Within thy depths, ere man had come to birth,
Dread mailed forms with gory jaws would lurk,
The ravening monstrous shapes which swayed the earth,
Ere Nature framed her last consummate work;
Thou sawest within thy ooze huge Saurians lie,
And wide-winged spoilers hurtling thro' the sky.

And then for age on age, when Man arose,
The gibbering savage mirrored in thy deep;
Red wars, oppressions, hatreds, countless woes,
Rude hearts that broke, while Mercy seemed asleep,
While thou, thro' those dim generations gone
Unchanged, unruffled, flow'dst serenely on.

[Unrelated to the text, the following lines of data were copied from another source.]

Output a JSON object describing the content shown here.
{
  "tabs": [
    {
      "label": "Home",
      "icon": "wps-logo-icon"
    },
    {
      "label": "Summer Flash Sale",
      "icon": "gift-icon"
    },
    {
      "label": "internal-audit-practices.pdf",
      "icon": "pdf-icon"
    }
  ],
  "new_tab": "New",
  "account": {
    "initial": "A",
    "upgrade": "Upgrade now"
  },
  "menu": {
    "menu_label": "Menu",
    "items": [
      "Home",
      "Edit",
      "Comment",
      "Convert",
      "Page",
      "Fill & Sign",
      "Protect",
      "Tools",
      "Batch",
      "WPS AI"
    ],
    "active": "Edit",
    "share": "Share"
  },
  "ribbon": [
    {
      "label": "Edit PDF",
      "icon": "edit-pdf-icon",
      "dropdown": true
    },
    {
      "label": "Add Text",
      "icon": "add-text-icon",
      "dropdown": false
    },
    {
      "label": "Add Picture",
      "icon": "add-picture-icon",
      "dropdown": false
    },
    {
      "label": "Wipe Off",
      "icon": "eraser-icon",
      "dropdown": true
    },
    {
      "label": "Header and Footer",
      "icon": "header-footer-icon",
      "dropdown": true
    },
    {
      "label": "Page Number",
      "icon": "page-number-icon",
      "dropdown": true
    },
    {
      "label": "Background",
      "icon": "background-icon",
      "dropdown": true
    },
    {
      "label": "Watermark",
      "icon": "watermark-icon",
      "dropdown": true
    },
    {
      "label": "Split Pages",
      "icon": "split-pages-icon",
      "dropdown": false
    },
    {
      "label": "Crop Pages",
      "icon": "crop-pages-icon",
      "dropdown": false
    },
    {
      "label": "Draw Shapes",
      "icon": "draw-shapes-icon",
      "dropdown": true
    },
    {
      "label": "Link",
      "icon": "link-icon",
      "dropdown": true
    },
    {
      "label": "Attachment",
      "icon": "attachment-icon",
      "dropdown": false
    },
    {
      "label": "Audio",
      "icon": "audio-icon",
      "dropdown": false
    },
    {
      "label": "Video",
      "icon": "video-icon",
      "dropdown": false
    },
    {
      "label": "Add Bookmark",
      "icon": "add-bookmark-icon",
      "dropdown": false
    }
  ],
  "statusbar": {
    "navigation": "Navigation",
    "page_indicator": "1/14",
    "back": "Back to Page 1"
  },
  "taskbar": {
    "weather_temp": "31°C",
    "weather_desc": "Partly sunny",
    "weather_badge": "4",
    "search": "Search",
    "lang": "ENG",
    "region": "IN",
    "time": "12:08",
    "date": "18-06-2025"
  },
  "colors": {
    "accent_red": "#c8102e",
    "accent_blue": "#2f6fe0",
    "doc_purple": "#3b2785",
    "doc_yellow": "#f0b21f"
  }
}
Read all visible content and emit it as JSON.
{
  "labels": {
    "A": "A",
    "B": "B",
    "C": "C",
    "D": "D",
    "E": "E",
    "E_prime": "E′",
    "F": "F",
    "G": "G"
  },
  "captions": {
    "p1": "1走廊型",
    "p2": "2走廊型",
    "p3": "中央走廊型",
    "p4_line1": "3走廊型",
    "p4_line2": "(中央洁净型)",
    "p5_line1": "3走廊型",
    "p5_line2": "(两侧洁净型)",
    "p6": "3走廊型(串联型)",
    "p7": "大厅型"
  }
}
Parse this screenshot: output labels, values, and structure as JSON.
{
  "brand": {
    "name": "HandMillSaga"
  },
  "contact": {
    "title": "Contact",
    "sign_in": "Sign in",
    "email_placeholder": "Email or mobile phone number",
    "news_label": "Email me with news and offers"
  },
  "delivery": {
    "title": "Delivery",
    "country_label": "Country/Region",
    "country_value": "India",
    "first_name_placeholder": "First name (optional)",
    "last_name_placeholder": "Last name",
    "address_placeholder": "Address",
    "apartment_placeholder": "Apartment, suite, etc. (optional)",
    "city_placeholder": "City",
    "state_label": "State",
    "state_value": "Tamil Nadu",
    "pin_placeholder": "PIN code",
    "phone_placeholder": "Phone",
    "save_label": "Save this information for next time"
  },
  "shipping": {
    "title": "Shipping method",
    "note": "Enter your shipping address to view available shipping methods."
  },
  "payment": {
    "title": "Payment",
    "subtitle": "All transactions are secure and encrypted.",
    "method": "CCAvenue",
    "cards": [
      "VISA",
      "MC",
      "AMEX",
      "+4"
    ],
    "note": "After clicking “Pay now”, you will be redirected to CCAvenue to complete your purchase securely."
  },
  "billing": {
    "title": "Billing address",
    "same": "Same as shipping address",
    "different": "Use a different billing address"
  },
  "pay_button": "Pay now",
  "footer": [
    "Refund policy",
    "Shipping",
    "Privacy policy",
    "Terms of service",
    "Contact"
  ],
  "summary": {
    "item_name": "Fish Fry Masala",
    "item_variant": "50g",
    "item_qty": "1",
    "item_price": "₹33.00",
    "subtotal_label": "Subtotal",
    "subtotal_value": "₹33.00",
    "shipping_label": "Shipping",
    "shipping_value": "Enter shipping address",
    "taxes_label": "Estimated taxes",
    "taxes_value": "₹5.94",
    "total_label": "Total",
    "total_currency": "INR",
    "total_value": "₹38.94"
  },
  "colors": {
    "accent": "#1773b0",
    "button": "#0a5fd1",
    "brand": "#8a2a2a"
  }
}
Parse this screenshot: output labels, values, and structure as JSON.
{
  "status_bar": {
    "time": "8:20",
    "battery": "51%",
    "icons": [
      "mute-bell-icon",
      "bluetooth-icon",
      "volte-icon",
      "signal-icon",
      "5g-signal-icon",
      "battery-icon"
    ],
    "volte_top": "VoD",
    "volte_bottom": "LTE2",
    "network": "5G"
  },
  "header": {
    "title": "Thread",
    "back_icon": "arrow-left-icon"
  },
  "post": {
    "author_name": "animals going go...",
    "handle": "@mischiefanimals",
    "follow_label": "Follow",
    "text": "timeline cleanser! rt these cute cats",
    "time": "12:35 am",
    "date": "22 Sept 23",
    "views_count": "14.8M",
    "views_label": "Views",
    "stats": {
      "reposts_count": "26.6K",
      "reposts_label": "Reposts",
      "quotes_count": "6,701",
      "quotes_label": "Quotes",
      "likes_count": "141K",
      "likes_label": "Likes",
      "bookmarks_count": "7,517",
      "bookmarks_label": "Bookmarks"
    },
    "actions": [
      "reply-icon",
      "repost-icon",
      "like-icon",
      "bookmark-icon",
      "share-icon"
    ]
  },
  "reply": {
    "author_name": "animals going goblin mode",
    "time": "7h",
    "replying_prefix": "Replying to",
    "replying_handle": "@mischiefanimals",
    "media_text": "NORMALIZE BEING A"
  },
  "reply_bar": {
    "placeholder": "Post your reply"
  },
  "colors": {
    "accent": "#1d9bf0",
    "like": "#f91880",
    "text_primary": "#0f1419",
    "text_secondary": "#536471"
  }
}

And then thro' all our fateful history,
Long centuries of war and cruel strife:
Our Wales o'erborne, our Britain free and great;
Our old race rising with renascent life; --
Still from thy cold hill-fountains didst thou come
To seek as we the Deep which is our home.
Men come, men pass, but thou flow'st seaward still,
Brute Nature, thou immortal art alone!
The sea, the stream, the plain, the heavenward hill
Built high with ramparts of eternal stone;
We who have life and breath, we faint, we die,
Ye only view unmoved the unchanging sky.

You towns and towers shall fall; the land lie bare
Or choked with forests dense; and on thy shore
The flocks, the herds, the bathers come no more,
None there shall be to mark that thou art fair.
Only the lone hills shall encompass thee,
Thy comrades blind and dumb while Time shall be.

Thou shalt glide still, fair stream, uncaring on,
Till sea shall be no more, nor earth nor sky,
Till all the hapless race of men be gone,
And some dread fire shall burn thy fountains dry.
Thou in thy changing flow unchanging art,
As is the unchanging changeful human heart.

Glide on, O silent stream: I would a tongue
Were thine, to chant the mysteries of Time!
By one weak voice thou shalt not pass unsung,
Glide to Life's sea, continual, sublime.
Thou shalt not pass away unrhymed so long
As men have ears to hear a humble song.